In January 2017, Mr. Rhinehart was transferred to Legend 3D Canada Inc. (Legend CA) and worked for Legend CA in Ontario until his employment was terminated in March 2018. During his employment with Legend CA, Mr. Rhinehart did not execute any employment agreements, nor did he enter into any arbitration agreements with Legend CA.
Following his dismissal, Mr. Rhinehart commenced an action in the Ontario Superior Court of Justice against both Legend CA and Legend USA (the Employers). The Employers brought a motion to stay the action against them on the basis of the arbitration agreements executed by Mr. Rhinehart during his employment with Legend USA. The Employers asserted that, an arbitration agreement requires the Court to stay the proceeding and refer the matter to arbitration.
The Court, however, found that the validity of the agreement is a question to be determined by the Court first. Conducting its validity analysis, the Court found as follows:
- There was no arbitration agreement between Mr. Rhinehart and Legend CA and there was no evidence to suggest that Legend CA could rely on Legend USA’s rights under its arbitration agreements or that Legend USA assigned it obligations under its arbitration agreements to Legend CA.
- While there were several arbitration agreements between Mr. Rhinehart and Legend USA, none were valid. One agreement was not fully executed. The scope of the other was limited to disputes between Mr. Rhinehart and Legend USA arising from his USA-based employment with Legend USA – not claims related to his Ontario-based employment with Legend CA, which is the subject of the action before the Court.
As a result of these determinations, the Court denied the Employers’ motion to stay the action.
“For the completeness of analysis,” the Court also considered whether there were any other reasons to refuse to stay the action. In determining that there were, the Court found the recent Ontario Court of Appeal decision in Heller v. Uber Technologies Inc., 2019 ONCA 1 (Heller) to be “directly applicable.”
Heller involved an Uber driver, Mr. Heller, who commenced a class action on behalf of all Uber drivers who worked on the Uber platform in Ontario since 2012. Mr. Heller sought a declaration that drivers in Ontario are Uber employees and therefore entitled to the benefits under the ESA.
Uber brought a motion to stay the class action on the grounds that Mr. Heller was bound by an arbitration clause in the Uber Services Agreement. That clause provided, among other things, that any dispute arising out of the Services Agreement must go through an arbitration hearing held in the Netherlands. The motions judge upheld the Uber arbitration clause and granted its motion for a stay. The Court of Appeal reversed that decision, finding the arbitration clause to be invalid and unenforceable on two grounds: (1) it contracts out of the Employment Standards Act, 2000 (ESA), and (2) it is unconscionable under common law.

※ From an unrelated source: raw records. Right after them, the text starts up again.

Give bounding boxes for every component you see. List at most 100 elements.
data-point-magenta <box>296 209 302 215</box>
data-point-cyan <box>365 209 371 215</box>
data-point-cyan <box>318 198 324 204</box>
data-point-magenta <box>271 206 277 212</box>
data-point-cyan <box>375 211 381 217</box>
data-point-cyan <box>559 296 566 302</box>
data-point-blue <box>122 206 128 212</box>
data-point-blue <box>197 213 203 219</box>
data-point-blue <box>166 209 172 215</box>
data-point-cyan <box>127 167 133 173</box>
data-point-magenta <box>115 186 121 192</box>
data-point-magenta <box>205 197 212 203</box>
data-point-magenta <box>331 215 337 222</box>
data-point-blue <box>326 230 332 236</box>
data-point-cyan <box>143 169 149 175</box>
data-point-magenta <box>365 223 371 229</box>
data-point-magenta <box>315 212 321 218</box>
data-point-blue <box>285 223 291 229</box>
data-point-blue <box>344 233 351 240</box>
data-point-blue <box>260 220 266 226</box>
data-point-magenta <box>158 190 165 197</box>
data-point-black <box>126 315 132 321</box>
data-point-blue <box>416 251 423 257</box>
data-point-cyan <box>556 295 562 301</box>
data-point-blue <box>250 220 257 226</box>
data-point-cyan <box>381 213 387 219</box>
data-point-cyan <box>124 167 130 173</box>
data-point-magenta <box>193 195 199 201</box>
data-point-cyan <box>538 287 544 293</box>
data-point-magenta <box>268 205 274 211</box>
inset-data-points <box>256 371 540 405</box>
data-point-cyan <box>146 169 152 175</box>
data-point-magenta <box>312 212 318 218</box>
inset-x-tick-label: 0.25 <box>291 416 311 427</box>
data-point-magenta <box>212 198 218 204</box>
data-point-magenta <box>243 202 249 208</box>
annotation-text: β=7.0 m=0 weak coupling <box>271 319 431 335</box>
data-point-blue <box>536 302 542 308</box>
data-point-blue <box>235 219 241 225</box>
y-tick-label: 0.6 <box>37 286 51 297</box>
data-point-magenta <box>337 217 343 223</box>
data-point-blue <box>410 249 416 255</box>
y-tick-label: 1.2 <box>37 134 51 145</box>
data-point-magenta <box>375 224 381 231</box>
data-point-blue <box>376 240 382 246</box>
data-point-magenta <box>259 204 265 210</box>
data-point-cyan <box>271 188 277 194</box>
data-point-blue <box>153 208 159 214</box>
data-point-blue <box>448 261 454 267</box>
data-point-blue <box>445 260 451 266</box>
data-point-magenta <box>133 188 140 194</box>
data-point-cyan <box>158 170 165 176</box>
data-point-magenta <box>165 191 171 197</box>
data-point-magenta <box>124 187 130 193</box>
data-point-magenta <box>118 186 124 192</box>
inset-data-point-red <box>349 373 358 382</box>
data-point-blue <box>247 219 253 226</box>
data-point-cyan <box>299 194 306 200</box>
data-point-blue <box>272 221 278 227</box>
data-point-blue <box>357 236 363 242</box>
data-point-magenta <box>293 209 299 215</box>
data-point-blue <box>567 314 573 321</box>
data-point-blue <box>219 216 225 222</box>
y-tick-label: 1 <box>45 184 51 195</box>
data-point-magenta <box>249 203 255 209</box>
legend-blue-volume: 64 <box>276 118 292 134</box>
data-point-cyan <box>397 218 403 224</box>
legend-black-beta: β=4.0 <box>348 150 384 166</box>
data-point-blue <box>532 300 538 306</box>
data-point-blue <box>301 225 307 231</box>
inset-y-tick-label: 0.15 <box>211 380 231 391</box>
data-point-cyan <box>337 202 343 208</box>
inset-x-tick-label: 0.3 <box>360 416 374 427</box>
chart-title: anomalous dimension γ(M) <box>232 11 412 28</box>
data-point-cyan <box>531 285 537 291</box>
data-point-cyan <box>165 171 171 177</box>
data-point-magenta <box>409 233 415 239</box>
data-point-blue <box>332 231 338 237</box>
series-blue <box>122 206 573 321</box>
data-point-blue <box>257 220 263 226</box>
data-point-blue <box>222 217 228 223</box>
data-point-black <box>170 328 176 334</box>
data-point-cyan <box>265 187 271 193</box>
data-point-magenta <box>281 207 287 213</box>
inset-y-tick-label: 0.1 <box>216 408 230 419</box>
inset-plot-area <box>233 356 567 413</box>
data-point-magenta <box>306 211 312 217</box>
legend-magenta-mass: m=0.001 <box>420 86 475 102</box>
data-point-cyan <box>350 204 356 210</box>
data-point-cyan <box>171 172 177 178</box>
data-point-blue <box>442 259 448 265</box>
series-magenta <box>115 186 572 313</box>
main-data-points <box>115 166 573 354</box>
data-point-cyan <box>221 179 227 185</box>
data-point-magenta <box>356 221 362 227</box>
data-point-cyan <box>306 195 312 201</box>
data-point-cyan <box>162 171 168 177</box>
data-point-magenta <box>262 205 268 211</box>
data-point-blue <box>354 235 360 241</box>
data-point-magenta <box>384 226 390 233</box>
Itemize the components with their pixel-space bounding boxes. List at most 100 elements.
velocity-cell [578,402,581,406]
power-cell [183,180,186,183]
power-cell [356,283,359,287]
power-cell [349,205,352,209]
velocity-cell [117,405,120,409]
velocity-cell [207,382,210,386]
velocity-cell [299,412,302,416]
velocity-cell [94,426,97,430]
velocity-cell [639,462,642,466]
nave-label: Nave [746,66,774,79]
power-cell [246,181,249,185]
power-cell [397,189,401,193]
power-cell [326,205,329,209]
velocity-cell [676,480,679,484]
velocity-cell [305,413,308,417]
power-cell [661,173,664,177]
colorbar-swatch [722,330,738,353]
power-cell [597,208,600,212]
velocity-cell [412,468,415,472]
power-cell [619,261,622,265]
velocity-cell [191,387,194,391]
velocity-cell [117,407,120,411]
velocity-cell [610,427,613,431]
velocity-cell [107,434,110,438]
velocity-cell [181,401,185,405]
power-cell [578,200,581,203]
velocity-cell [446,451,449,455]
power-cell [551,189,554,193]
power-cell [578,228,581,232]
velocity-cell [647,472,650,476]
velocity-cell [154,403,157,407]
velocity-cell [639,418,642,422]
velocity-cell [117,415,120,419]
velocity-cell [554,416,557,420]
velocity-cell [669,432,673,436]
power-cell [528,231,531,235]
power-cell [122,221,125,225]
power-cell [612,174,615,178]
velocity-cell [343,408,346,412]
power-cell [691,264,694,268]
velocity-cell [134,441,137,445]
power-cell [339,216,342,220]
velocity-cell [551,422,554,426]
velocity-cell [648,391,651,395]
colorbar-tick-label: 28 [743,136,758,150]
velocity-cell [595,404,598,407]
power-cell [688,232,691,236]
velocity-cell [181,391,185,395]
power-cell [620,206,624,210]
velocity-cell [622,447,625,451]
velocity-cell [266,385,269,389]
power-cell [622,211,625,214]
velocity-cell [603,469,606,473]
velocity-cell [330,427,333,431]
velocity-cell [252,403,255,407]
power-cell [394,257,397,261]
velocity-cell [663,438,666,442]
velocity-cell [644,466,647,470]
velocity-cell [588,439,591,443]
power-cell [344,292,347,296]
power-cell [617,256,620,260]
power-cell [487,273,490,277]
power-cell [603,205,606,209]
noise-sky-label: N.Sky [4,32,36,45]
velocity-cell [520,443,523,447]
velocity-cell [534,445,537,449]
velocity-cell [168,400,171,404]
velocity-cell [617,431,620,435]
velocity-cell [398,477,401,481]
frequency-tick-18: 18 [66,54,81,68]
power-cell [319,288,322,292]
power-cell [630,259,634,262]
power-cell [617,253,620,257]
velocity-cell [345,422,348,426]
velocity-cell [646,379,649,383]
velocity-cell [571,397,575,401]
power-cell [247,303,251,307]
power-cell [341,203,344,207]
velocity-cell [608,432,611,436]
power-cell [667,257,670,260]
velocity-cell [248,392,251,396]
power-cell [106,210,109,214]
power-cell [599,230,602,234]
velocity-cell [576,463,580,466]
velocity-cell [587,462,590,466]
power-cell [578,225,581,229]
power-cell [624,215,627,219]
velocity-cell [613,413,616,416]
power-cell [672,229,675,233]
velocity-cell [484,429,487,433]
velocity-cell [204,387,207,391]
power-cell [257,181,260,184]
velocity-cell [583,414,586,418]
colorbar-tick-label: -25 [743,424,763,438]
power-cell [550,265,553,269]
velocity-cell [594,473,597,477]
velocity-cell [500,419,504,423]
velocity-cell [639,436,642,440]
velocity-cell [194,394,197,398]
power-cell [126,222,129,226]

Applying the reasoning in Heller, the Court found that the arbitration agreements in Rhinehart were “an impermissible contracting out of the ESA” as they eliminate an employee’s right to use the complaint process provided for in the ESA to the Ministry of Labour or the civil proceeding exemption to that complaint process. The Court confirmed that Mr. Rhinehart’s choice not to pursue the complaint process under the ESA was “immaterial” to its analysis.
In light of the decisions in Heller and Rhinehart, arbitration clauses in employment agreements that do not permit employees to use the process provided for in the ESA (and potentially other employment statutes such as the Human Rights Code, Labour Relations Act, and Occupational Health and Safety Act) are likely invalid and unenforceable. Prudent employers who use arbitration clauses in their employment agreements should consider limiting those clauses to claims that would otherwise be determined by a court and excluding claims covered by applicable employment statues. Alternatively, employers may wish to remove their arbitration clauses entirely.